Telehealth for abortion expands access in underserved areas, including in rural areas where there are no providers. Telehealth can contribute to patient-centered care by offering an additional choice that meets patients’ needs for convenience and privacy. If telehealth makes it possible to have abortions sooner, it may make abortion safer by moving all medication abortions to earlier in pregnancy.
Ensuring that people can get abortions as early as possible may not seem urgent in light of the Covid-19 pandemic. But delayed abortion care can prevent people from having wanted abortions, dramatically altering their life trajectories.
It is more urgent than ever that policymakers at both federal and state levels stop blocking telehealth access to mifepristone and start prioritizing science and public safety over politics.
Ushma D. Upadhyay is an associate professor at the Advancing New Standards in Reproductive Health program in the Department of Obstetrics, Gynecology, and Reproductive Sciences at the University of California, San Francisco, and director of research at the University of California Global Health Institute’s Center of Expertise on Women’s Health, Gender, and Empowerment.
Methods of delivering medical care have had to change due to the pandemic, and communication tech is finally used to the benefit and protection of thousands of people. This use of technology ought to continue, and applies to access to abortion pills too. And politics must stay out of health care in order for health care to be fair and equitable to all. The US is a archaeic, a century behind other developed nations in this aspect.

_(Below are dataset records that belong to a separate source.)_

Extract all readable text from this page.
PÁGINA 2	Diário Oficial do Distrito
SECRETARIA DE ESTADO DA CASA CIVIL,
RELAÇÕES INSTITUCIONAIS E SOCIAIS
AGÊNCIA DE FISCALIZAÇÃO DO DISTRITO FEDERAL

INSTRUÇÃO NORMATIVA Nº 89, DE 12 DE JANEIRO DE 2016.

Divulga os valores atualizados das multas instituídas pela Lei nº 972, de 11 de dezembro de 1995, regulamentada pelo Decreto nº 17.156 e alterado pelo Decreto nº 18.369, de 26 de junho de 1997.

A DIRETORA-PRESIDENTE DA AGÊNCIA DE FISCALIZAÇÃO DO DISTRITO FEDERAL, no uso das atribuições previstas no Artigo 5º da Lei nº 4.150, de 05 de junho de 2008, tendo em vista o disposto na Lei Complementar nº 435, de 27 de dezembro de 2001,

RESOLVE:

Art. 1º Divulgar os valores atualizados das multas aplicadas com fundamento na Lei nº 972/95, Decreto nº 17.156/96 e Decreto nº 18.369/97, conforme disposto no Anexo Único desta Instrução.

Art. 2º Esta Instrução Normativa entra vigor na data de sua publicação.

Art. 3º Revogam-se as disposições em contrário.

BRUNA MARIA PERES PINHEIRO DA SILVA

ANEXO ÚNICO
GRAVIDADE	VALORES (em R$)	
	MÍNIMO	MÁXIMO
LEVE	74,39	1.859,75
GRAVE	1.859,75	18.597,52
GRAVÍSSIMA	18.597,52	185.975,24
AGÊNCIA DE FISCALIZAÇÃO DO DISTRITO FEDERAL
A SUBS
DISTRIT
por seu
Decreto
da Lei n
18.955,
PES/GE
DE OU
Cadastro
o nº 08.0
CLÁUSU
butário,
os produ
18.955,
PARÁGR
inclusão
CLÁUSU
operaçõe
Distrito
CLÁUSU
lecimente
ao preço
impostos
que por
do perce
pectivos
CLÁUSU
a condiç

Having a hard time reconciling the ethical assumptions of this article with the ethical assumptions explored in the article about donating a kidney or participating in a covid challenge trial. According to that article (Posted Sept 22 on StatNow by Sam Beyda and Abigail Marsh), the risk of death for a 20-29 year old to do either of those is 3 out of 10,000 – a 0.03 percent chance. And yet many consider it unethical to allow a fully informed volunteer to risk that. However, according to this article, the safety rate for a chemical abortion is “more than 99%”. From the link there, it seems that .31% of medication abortions result in “major complications” (death?) while as many as 5.2% result in “complications”. So, taking the abortion pill is at least 10 times as risky as either donating a kidney or participating in a covid challenge trial. It also seems to be riskier than a first trimester surgical abortion and nearly four times more likely than any other type of abortion including late term ones to result in “complications” (if the stats given in the linked article are correct.) If it is borderline unethical to allow a fully informed volunteer to participate in a medical trial, how is it remotely ethical to peddle pills that are 10 times as risky to a population that is likely to be underprivileged and not fully informed?